According to Red Herring,

Farmville and other social games won't be needing Farm Aide support for 2011. According to a recently released eMarketer report, social gaming will reach a billion dollar business this year.

Not that the techsphere is reeling from the news. Considering the massive growth of Facebook and Zynga platforms for social gaming lately, this impressive statistic is hardly surprising, though it's nice to have the numbers to back it up.

According to the report, nearly 62 million Internet users, making up 27 percent of the online audience, will engage at least one game on a social platform monthly this year, a sizable increase from the 53 million who did so in 2010. US consumers will spend $653 million on social gaming for 2011, a hearty boost from the $510 million they spent last year.

Count me as one of the free riding game players (presently active in Knights of Camelot and Napoleonic wars but am rethinking if I should continue)

I think the idea that video games will serve as one of the most important source of innovation is spot on. That’s because video games seems emblematic of free market forces at work where competition drives innovation through the technology platform, where game developers tap the specialty market segments through various genre of games, which has been rapidly growing along with explosive growth of web usage.

While Mr. Kessler rightly attributes the origins of some of the past technological innovations to the government, it is important to point out that the market, and not the government, has fuelled the widespread use.

As rightly Peter Klein explains, (bold highlights mine)

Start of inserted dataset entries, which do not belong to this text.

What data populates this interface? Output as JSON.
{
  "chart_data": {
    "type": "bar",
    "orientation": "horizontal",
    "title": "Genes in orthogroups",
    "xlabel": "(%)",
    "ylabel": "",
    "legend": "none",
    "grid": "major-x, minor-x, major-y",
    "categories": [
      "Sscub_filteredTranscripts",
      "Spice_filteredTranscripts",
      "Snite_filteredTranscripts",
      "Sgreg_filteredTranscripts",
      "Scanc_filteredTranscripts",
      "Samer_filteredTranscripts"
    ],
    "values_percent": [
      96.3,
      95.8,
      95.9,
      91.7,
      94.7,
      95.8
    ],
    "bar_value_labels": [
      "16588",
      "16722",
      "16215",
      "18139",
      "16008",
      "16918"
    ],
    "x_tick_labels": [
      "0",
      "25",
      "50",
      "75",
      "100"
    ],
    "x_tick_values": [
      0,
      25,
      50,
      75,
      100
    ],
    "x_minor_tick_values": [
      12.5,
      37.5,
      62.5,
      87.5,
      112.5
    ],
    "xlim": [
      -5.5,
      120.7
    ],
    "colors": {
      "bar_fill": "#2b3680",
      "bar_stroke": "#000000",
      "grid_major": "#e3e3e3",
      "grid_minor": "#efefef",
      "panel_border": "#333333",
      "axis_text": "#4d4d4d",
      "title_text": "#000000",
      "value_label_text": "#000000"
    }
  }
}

But technological value is not the same as economic value. That can only be determined by the free choice of consumers to buy or not to buy. The ARPANET may well have been technologically superior to any commercial networks that existed at the time, just as Betamax may have been technologically superior to VHS, the MacOS to MS-DOS, and Dvorak to QWERTY. (Actually Dvorak wasn't.) But the products and features valued by engineers are not always the same as those valued by consumers. Markets select for economic superiority, not technological superiority (even in the presence of nefarious "network effects," as shown convincingly by Liebowitz and Margolis).

In short, those cited figures—billions in dollars—account for as the economic value of these videogames. It’s not just the game, but how people spend for it which sustains and grows the industry and at same time satisfying millions of users.

From the investment perspective, surging video and online social network games seem as one great area to explore.